# Getting ready to shove off- OBX



## Angus Og (Apr 21, 2021)

Leaving Shallowbag bay down the ICW to Belhaven NC


----------



## MarkofSeaLife (Nov 7, 2010)

Bon Voyage!


----------



## hpeer (May 14, 2005)

I’m hoping Bellhaven is just an intermediate stop. Nice place, not much going on. 

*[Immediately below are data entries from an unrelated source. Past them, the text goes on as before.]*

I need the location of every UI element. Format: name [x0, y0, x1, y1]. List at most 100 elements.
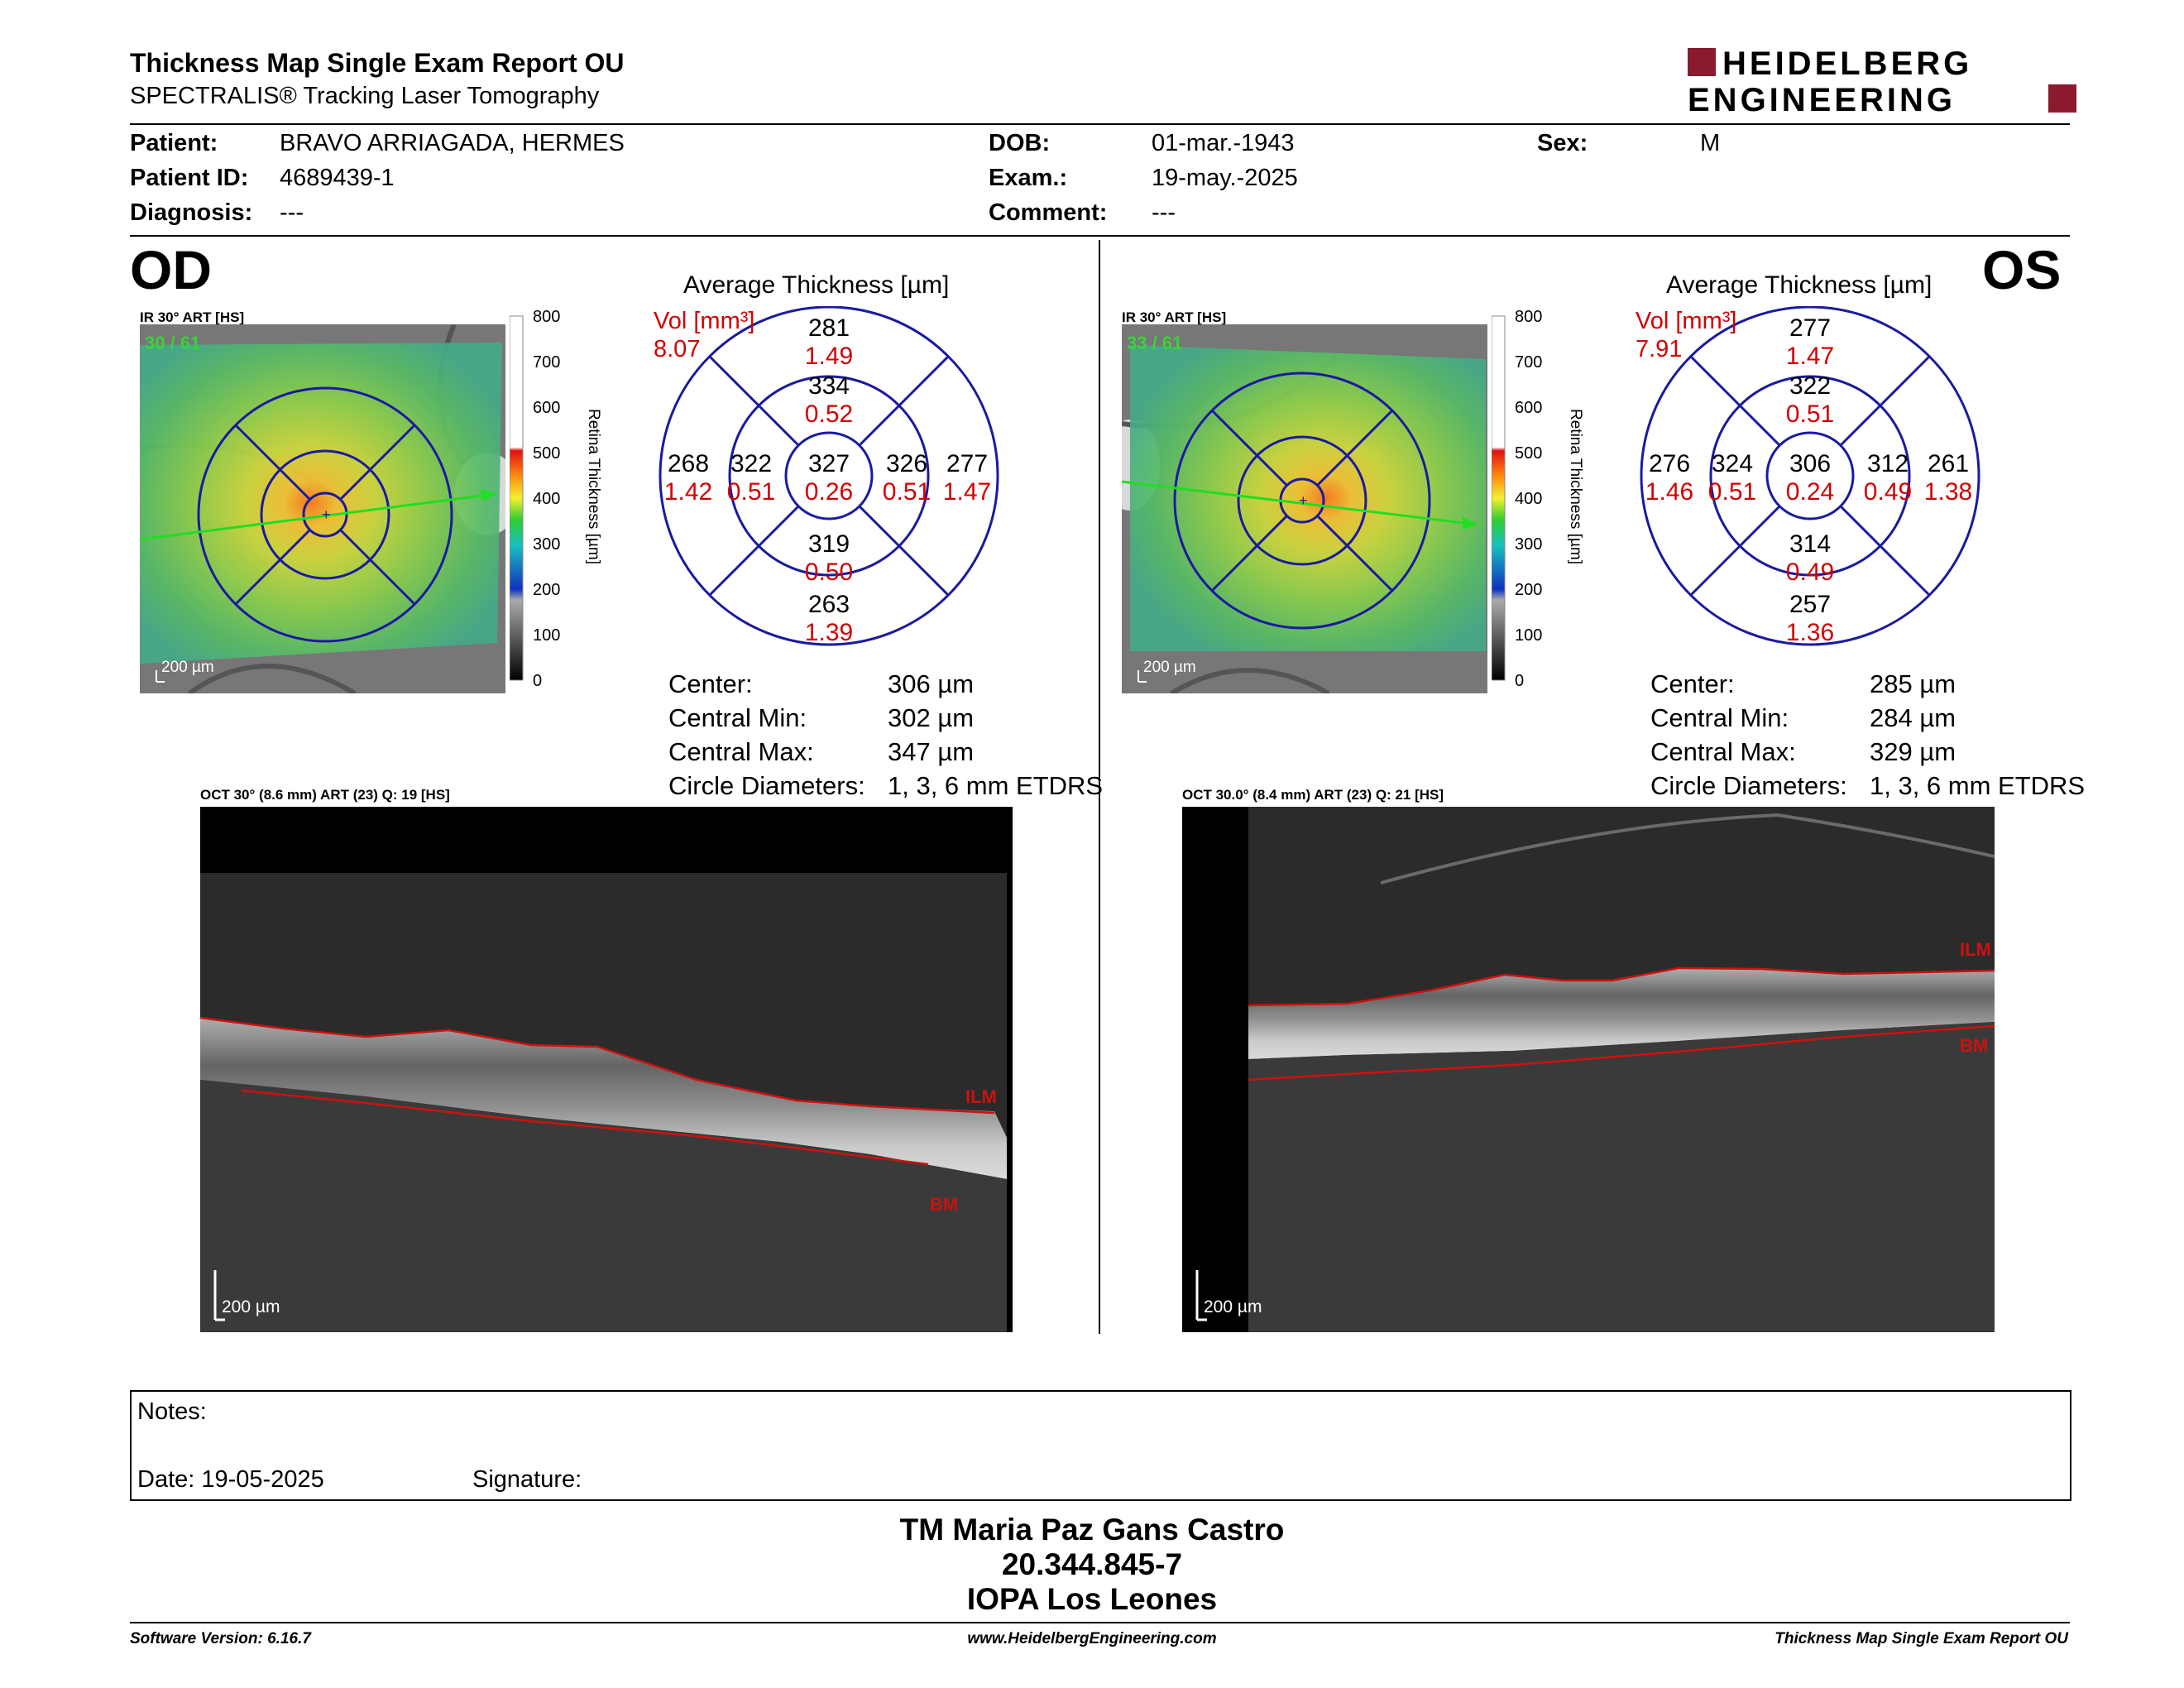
- svg-text:0.49: 0.49: [1864, 478, 1912, 506]
- svg-text:0.26: 0.26: [805, 478, 853, 506]
- od-ir-label: IR 30° ART [HS]: [140, 309, 245, 325]
- svg-text:276: 276: [1649, 450, 1690, 477]
- sex-value: M: [1700, 130, 1721, 156]
- od-eye-label: OD: [130, 239, 212, 300]
- os-diam-label: Circle Diameters:: [1650, 771, 1847, 800]
- notes-box[interactable]: Notes: Date: 19-05-2025 Signature:: [130, 1390, 2071, 1501]
- exam-value: 19-may.-2025: [1152, 165, 1298, 191]
- os-diam-value: 1, 3, 6 mm ETDRS: [1870, 771, 2086, 800]
- svg-text:261: 261: [1928, 450, 1969, 477]
- od-vol-value: 8.07: [654, 336, 701, 362]
- diagnosis-label: Diagnosis:: [130, 199, 253, 226]
- svg-text:0.51: 0.51: [727, 478, 775, 506]
- od-etdrs-grid: 281 1.49 334 0.52 327 0.26 319 0.50 263 …: [659, 306, 999, 646]
- svg-text:+: +: [1299, 492, 1308, 509]
- dob-value: 01-mar.-1943: [1152, 130, 1295, 156]
- svg-text:600: 600: [1515, 399, 1542, 417]
- svg-text:600: 600: [533, 399, 560, 417]
- svg-text:300: 300: [533, 535, 560, 554]
- svg-text:277: 277: [946, 450, 988, 477]
- svg-text:277: 277: [1789, 314, 1831, 342]
- svg-text:30 / 61: 30 / 61: [145, 333, 200, 353]
- svg-text:312: 312: [1867, 450, 1909, 477]
- od-max-label: Central Max:: [668, 737, 814, 766]
- svg-text:ILM: ILM: [1960, 939, 1991, 960]
- footer-id: 20.344.845-7: [1001, 1547, 1183, 1581]
- os-colorbar: 800 700 600 500 400 300 200 100 0 Retina…: [1492, 309, 1584, 690]
- svg-text:500: 500: [533, 444, 560, 463]
- svg-text:BM: BM: [930, 1194, 958, 1215]
- svg-text:+: +: [322, 506, 331, 523]
- signature-label: Signature:: [472, 1466, 582, 1493]
- svg-text:319: 319: [808, 530, 850, 558]
- od-avg-title: Average Thickness [µm]: [683, 271, 950, 299]
- svg-text:1.39: 1.39: [805, 619, 853, 646]
- svg-text:306: 306: [1789, 450, 1831, 477]
- od-oct-label: OCT 30° (8.6 mm) ART (23) Q: 19 [HS]: [200, 787, 450, 803]
- svg-text:0.51: 0.51: [1786, 400, 1834, 428]
- svg-text:0.51: 0.51: [1708, 478, 1756, 506]
- svg-text:0.51: 0.51: [883, 478, 931, 506]
- os-avg-title: Average Thickness [µm]: [1666, 271, 1933, 299]
- exam-label: Exam.:: [989, 165, 1068, 191]
- svg-text:800: 800: [1515, 309, 1542, 326]
- os-min-value: 284 µm: [1870, 703, 1956, 732]
- os-vol-label: Vol [mm³]: [1636, 308, 1737, 334]
- svg-text:334: 334: [808, 372, 850, 400]
- svg-text:500: 500: [1515, 444, 1542, 463]
- svg-text:400: 400: [1515, 490, 1542, 508]
- os-etdrs-grid: 277 1.47 322 0.51 306 0.24 314 0.49 257 …: [1640, 306, 1980, 646]
- website-link[interactable]: www.HeidelbergEngineering.com: [967, 1630, 1217, 1647]
- heidelberg-logo: HEIDELBERG ENGINEERING: [1688, 46, 2076, 116]
- sex-label: Sex:: [1537, 130, 1588, 156]
- svg-text:1.47: 1.47: [1786, 343, 1834, 370]
- date-label: Date: 19-05-2025: [137, 1466, 324, 1493]
- svg-text:Retina Thickness [µm]: Retina Thickness [µm]: [585, 409, 602, 564]
- svg-text:0.52: 0.52: [805, 400, 853, 428]
- comment-label: Comment:: [989, 199, 1108, 226]
- os-center-value: 285 µm: [1870, 669, 1956, 698]
- svg-text:Retina Thickness [µm]: Retina Thickness [µm]: [1567, 409, 1584, 564]
- os-max-label: Central Max:: [1650, 737, 1796, 766]
- od-min-label: Central Min:: [668, 703, 807, 732]
- svg-text:200 µm: 200 µm: [222, 1297, 280, 1316]
- diagnosis-value: ---: [280, 199, 304, 226]
- svg-text:ENGINEERING: ENGINEERING: [1688, 82, 1956, 116]
- svg-text:0: 0: [533, 672, 542, 690]
- patient-id-value: 4689439-1: [280, 165, 395, 191]
- os-thickness-map: 33 / 61 + 200 µm: [1122, 324, 1487, 693]
- svg-text:324: 324: [1712, 450, 1753, 477]
- svg-text:0.24: 0.24: [1786, 478, 1834, 506]
- od-thickness-map: 30 / 61 + 200 µm: [140, 324, 505, 693]
- patient-label: Patient:: [130, 130, 218, 156]
- notes-label: Notes:: [137, 1398, 207, 1425]
- svg-text:1.46: 1.46: [1645, 478, 1693, 506]
- svg-text:200 µm: 200 µm: [1204, 1297, 1262, 1316]
- svg-text:200: 200: [533, 581, 560, 599]
- dob-label: DOB:: [989, 130, 1051, 156]
- svg-text:257: 257: [1789, 591, 1831, 618]
- svg-text:33 / 61: 33 / 61: [1127, 333, 1182, 353]
- os-min-label: Central Min:: [1650, 703, 1789, 732]
- svg-text:263: 263: [808, 591, 850, 618]
- report-subtitle: SPECTRALIS® Tracking Laser Tomography: [130, 83, 600, 109]
- comment-value: ---: [1152, 199, 1176, 226]
- svg-text:700: 700: [533, 353, 560, 372]
- os-ir-label: IR 30° ART [HS]: [1122, 309, 1227, 325]
- od-oct-scan: ILM BM 200 µm: [200, 807, 1013, 1332]
- svg-text:300: 300: [1515, 535, 1542, 554]
- os-vol-value: 7.91: [1636, 336, 1683, 362]
- os-oct-label: OCT 30.0° (8.4 mm) ART (23) Q: 21 [HS]: [1182, 787, 1444, 803]
- svg-text:1.49: 1.49: [805, 343, 853, 370]
- eye-divider: [1099, 240, 1100, 1334]
- os-max-value: 329 µm: [1870, 737, 1956, 766]
- svg-text:1.42: 1.42: [664, 478, 712, 506]
- svg-text:400: 400: [533, 490, 560, 508]
- svg-text:0: 0: [1515, 672, 1524, 690]
- patient-id-label: Patient ID:: [130, 165, 249, 191]
- svg-text:800: 800: [533, 309, 560, 326]
- od-colorbar: 800 700 600 500 400 300 200 100 0 Retina…: [510, 309, 602, 690]
- svg-text:1.38: 1.38: [1924, 478, 1972, 506]
- svg-text:ILM: ILM: [965, 1086, 997, 1107]
- od-diam-value: 1, 3, 6 mm ETDRS: [888, 771, 1104, 800]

If you need to pull the boat to work in the shaft there is an absolutely excellent yard down Smith Creek, nust under the bridge before Beaufort. Bock Marine.
Reasonable. Intelligent. Ships store in premises. One day delivery from Grainger. Loaner car. Nice lounge.


----------



## Bird Dog (Nov 16, 2017)

Great turf down by Beaufort. If you need something done and need to veer off the ICW a tad, Mike and the crew at Bridgeton Boatworks on the Neuse on the east side of the river from downtown New Bern are good folk. But Bock is well known and on the ICW just under the 101 bridge

Neat looking ketch, what make is that?


----------



## Angus Og (Apr 21, 2021)

Haha, that's why I like it. I have a house on the ICW in the Hyde County side of Belhaven on the water. I'm renting a slip at Belhaven Marine for a month or two till I get my dock built the hard way (trash pump and child labor) with my kids. Awesome info, much obliged. CI think I'm gonna haul out over at Blue Water Marine in Wanchese before I go any further. This packing is shot.


----------



## Arcb (Aug 13, 2016)

Cool looking boat. What is it?


----------



## Angus Og (Apr 21, 2021)

Shes a Beneteau Evasion 32. I'm looking forward to exploring that area. Just bought some real estate down there. Haven't been that way since I was stationed at Cherry Point back in 87, seems things have changed.


----------



## Bird Dog (Nov 16, 2017)

Stationed at KNKT... I'm a three time offender.


----------